Xi critic under probe after Covid-19 essay
BEIJING : An outspoken Chinese Communist Party critic and millionaire property tycoon, Ren Zhiqiang, has been placed under investigation for “serious violations of discipline and law”, an anti-graft watchdog said.
The Beijing Commission for Discipline Inspection announced late on Tuesday that the 69-yearold former chairman of the stateowned real estate developer Beijing Huayuan Group was under investigation.
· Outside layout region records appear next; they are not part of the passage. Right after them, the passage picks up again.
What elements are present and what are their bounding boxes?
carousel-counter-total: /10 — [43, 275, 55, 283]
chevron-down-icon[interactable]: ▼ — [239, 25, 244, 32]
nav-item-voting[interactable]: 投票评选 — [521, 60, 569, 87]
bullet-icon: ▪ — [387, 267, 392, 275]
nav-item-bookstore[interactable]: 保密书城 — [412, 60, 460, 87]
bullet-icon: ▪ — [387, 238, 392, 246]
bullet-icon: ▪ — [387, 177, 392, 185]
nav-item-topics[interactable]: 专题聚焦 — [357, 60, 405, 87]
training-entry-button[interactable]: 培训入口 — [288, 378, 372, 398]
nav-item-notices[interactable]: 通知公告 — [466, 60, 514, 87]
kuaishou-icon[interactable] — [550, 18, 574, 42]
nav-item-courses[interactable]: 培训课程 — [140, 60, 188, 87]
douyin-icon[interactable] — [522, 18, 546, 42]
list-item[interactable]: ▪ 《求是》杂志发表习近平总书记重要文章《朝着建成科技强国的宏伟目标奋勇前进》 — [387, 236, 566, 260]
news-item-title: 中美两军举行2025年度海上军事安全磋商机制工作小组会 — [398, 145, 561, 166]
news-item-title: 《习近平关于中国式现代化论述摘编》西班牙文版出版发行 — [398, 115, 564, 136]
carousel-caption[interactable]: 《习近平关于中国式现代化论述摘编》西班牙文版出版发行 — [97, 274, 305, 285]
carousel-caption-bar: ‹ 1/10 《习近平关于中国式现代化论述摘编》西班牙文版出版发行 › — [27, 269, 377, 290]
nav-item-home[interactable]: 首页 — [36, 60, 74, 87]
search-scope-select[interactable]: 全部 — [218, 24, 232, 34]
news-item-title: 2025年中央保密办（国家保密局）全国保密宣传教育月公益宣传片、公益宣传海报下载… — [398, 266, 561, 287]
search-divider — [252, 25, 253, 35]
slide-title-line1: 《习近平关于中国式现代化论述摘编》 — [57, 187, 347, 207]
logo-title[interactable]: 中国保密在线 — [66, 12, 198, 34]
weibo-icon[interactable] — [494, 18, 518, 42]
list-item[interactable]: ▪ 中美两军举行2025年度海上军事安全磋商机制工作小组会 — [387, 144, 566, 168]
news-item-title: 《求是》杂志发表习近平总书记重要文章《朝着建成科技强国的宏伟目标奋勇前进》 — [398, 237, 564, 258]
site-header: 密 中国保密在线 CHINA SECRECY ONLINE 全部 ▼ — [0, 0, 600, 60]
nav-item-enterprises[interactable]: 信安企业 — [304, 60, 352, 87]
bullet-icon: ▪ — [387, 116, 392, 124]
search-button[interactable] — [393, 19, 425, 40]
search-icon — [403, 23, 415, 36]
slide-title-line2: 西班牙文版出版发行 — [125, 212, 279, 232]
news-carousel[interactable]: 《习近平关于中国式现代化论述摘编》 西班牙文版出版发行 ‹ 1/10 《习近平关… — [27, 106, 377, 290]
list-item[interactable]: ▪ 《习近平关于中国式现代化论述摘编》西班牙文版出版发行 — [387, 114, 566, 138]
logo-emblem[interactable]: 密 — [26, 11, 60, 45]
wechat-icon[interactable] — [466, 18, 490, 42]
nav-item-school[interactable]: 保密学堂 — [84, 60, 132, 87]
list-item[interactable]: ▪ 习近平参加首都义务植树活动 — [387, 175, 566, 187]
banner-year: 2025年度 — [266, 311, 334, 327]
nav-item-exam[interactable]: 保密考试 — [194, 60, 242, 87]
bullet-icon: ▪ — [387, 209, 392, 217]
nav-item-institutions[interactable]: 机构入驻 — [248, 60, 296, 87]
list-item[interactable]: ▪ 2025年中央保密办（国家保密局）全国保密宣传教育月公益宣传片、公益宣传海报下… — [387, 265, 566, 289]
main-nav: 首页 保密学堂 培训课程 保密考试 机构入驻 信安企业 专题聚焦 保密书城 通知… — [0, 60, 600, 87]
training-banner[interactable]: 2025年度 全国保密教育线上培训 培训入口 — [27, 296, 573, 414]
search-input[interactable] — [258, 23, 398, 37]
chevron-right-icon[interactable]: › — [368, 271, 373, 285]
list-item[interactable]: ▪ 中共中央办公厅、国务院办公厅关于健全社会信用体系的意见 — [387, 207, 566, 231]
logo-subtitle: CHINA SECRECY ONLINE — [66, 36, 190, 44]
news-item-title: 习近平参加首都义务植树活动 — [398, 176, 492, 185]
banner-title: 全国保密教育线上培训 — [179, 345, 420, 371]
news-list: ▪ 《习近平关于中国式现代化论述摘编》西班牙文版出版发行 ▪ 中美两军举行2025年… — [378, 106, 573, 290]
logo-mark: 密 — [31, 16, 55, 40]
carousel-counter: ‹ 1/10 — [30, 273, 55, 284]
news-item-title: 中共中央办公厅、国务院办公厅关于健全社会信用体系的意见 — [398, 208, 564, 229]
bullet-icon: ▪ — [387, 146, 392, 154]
Rights campaigners accuse President Xi Jinping and the Communist Party of using charges such as “disciplinary violations” - often considered to refer to corruption- as a way to silence dissent.
Beijing has stepped up its crackdown on civil society since Xi took power in 2012, tightening restrictions on freedom of speech and detaining hundreds of activists and lawyers.
Ren disappeared from the public eye in March, shortly after penning an essay that was fiercely critical of Xi’s response to the coronavirus outbreak.
The retired entrepreneur has emerged in recent years as one of the Party’s most prominent critics in the business world. His essay has been scrubbed from
China’s internet, which regularly censors content that challenges the authorities, but it has been shared online outside China and a copy has been saved by news aggregator China Digital Times.
“This epidemic has revealed the fact that the Party and government officials only care about protecting their own interests, and the monarch only cares about protecting their interests and core position,” Ren wrote, without referencing Xi by name.
It also accuses the government of concealing the initial outbreak.
Nicknamed “Big Cannon” for his fiery rhetoric, Ren formerly enjoyed close links with major figures in China’s political establishment, including his former classmate Vice President Wang Qishan.